Mijn kleine broertje is allang niet meer klein. Hij torent ongeveer een hoofdlengte boven mij uit. En als ik voor hem sta, en jij achter hem, zie je me niet.
Hij is vennoot in het bedrijf van mijn ouders. Hij heeft een mooi huisje, helemaal zelf opgeknapt. Hij koopt een spliksplinternieuwe auto van zijn spaargeld. Hij is goed bezig. En dus niet meer mijn kleine broertje.
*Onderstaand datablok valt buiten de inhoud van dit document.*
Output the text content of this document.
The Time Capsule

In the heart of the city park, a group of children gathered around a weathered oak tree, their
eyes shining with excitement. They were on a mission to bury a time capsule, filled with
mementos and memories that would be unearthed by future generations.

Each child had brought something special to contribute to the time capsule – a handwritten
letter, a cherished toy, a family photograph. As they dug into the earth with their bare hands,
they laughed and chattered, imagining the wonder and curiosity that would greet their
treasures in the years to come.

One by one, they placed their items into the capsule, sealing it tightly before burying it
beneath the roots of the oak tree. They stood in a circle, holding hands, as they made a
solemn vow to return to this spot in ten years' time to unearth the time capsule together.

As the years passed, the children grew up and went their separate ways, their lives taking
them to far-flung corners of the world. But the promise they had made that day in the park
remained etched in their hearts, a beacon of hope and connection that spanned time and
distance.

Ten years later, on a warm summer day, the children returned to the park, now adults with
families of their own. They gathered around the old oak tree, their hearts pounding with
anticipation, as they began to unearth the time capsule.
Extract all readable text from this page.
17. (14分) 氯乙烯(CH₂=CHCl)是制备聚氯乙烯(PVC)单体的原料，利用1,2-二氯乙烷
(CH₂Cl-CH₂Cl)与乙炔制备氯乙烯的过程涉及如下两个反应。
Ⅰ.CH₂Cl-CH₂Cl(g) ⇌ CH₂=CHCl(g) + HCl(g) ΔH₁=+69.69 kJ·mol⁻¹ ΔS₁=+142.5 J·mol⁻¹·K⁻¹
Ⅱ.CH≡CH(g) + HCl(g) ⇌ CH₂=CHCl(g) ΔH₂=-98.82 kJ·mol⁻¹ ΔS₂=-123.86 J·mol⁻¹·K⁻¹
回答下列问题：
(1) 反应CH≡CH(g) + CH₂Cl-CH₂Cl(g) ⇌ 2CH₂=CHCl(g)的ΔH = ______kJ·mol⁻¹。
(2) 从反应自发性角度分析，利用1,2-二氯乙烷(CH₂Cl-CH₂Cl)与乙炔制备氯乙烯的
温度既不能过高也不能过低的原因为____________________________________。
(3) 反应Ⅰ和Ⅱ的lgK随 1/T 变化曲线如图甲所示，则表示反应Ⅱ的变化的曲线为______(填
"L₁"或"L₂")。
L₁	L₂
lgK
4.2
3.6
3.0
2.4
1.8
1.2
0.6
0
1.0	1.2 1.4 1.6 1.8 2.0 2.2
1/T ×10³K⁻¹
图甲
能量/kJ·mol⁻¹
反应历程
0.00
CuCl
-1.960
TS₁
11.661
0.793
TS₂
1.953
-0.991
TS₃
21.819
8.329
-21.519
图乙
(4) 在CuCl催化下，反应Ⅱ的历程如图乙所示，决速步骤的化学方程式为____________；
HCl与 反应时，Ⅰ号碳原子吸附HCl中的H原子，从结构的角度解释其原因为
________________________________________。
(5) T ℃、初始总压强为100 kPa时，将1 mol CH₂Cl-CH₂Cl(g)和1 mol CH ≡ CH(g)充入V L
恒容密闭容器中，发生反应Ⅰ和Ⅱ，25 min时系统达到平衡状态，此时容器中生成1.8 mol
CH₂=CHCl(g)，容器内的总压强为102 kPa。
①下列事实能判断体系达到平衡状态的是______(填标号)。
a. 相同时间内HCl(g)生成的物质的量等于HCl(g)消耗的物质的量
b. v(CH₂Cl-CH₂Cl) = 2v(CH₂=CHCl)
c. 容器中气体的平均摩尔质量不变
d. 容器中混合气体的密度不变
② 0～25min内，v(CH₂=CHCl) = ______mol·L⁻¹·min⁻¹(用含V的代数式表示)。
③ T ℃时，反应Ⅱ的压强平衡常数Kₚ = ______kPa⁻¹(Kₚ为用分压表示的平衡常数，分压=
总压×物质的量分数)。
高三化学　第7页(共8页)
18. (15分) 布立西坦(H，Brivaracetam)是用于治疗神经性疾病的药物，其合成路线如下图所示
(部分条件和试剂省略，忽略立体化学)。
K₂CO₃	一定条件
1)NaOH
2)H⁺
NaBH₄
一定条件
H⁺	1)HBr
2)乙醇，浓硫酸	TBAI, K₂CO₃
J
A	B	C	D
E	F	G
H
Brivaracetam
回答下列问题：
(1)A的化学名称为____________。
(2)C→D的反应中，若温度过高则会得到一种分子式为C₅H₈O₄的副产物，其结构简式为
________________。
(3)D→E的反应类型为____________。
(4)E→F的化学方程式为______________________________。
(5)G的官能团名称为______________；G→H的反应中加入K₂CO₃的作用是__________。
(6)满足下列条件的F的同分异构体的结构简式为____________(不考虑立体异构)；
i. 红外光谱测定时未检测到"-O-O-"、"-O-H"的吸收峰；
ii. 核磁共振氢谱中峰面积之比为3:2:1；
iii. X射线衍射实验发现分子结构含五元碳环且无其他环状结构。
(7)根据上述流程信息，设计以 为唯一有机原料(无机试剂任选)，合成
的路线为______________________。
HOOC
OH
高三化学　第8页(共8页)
Hij voelt als een grote broer. Beer. Ik kan altijd op hem rekenen. Nooit is hij te beroerd om me te helpen of om me iets te geven of te lenen. Alles kan en mag. In zijn ogen ben ik het kleine zusje, dat het pad des levens iets minder stabiel en zeker bewandelt als hij.
Maar nu is hij op vakantie. Alleen. En ineens voelt hij toch gewoon weer een beetje als mijn kleine broertje. Alleen inpakken, alleen in dat grote vliegtuig. Alleen op dat eiland. Als dat maar goed gaat, als hij zich maar vermaakt, als hij zich maar niet alleen voelt. Allemaal zorgen om mijn o zo stoere, maar kleine broertje.
En over twee weken komt hij weer thuis. Met een bruinverbrande snoet en prachtige verhalen. Heeft hij weer een toptijd gehad. Nog mooier dan vorig jaar. En ben ik gewoon weer even het kleine zusje. Dat zich onnodig zorgen heeft gemaakt...waar hij dan weer een beetje voor kan zorgen.